After completing the exercise, in order to even out the balance, the body tries to redistribute the actively “gushing down” blood, constricts the blood vessels in the lower part and there is a sharp outflow of blood from the lower part to the upper part (and from the gastrointestinal tract as well), the heart still cannot cope with blood flow, tachycardia may appear, but at the same time, low blood pressure is also observed. Well, exercise-induced nausea, profuse sweating, dizziness, heart palpitations, epigastric discomfort, ringing in the ears are direct signs of low blood pressure.

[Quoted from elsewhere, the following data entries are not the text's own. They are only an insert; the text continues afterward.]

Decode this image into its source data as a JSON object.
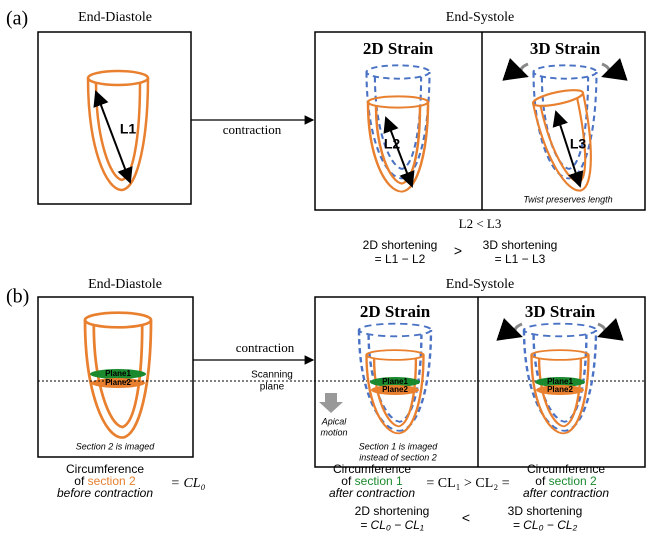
{
  "panel_a": {
    "label": "(a)",
    "end_diastole": {
      "title": "End-Diastole",
      "length": "L1"
    },
    "arrow": "contraction",
    "end_systole": {
      "title": "End-Systole",
      "strain_2d": {
        "title": "2D Strain",
        "length": "L2"
      },
      "strain_3d": {
        "title": "3D Strain",
        "length": "L3",
        "note": "Twist preserves length"
      }
    },
    "comparison": "L2 < L3",
    "shortening": {
      "strain_2d": [
        "2D shortening",
        "= L1 − L2"
      ],
      "operator": ">",
      "strain_3d": [
        "3D shortening",
        "= L1 − L3"
      ]
    }
  },
  "panel_b": {
    "label": "(b)",
    "end_diastole": {
      "title": "End-Diastole",
      "planes": [
        "Plane1",
        "Plane2"
      ],
      "note": "Section 2 is imaged"
    },
    "arrow": "contraction",
    "scanning_plane": [
      "Scanning",
      "plane"
    ],
    "end_systole": {
      "title": "End-Systole",
      "strain_2d": {
        "title": "2D Strain",
        "planes": [
          "Plane1",
          "Plane2"
        ],
        "apical_motion": [
          "Apical",
          "motion"
        ],
        "note": [
          "Section 1 is imaged",
          "instead of section 2"
        ]
      },
      "strain_3d": {
        "title": "3D Strain",
        "planes": [
          "Plane1",
          "Plane2"
        ]
      }
    },
    "before": {
      "line1": "Circumference",
      "of": "of",
      "section": "section 2",
      "line3": "before contraction",
      "equation": "= CL₀"
    },
    "after": {
      "section_1": {
        "line1": "Circumference",
        "of": "of",
        "section": "section 1",
        "line3": "after contraction"
      },
      "equation": "= CL₁ > CL₂ =",
      "section_2": {
        "line1": "Circumference",
        "of": "of",
        "section": "section 2",
        "line3": "after contraction"
      }
    },
    "shortening": {
      "strain_2d": [
        "2D shortening",
        "= CL₀ − CL₁"
      ],
      "operator": "<",
      "strain_3d": [
        "3D shortening",
        "= CL₀ − CL₂"
      ]
    }
  }
}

#8. Rhabdomyolysis and other diseases may also cause exercise-induced nausea
Feel exercise-induced nausea? The cause of this condition may be rhabdomyolysis. Also, the reason for nausea are other diseases:
- cardiac ischemia,
How to Avoid Exercise-Induced Nausea
There is a quite obvious list of “DOs and DON’Ts”:
- Do not eat abundantly before training. It is advisable to finish your meal at least an hour before exercise.
- Perhaps you should exclude various pre-workout complexes from your diet.
- Do not create a lake of water in the stomach, but at the same time do not allow dehydration of the body. It is necessary to drink during training – at least half a liter is recommended.
- At the onset of the first signs of exercise-induced nausea (dizziness, increased sweating, cloudy eyes), it is necessary to interrupt the exercise and, ideally, lie or sit down.
- After the symptoms have passed, continue with the exercise, possibly lowering the intensity. Over time, the body will adapt and the load will be easier to bear.
- If exercise-induced nausea, etc. is observed against the background of deviations: rhabdomyolysis, cholecystectomy, cardiac ischemia, pheochromocytoma, hypoglycemia, then you need to consult a doctor.
- With hypoglycemic signs: dizziness, weakness, trembling in the limbs, cold sweat, (possibly, but not necessarily) nausea, loss of consciousness, – you need to rest, sit down, eat some fast-digesting carbohydrates (a small chocolate bar, for example) or drink a cup of sweet tea. By the way, some people may have a special reaction to taking protein/carbohydrates before training, which can lead to hypoglycemic symptoms.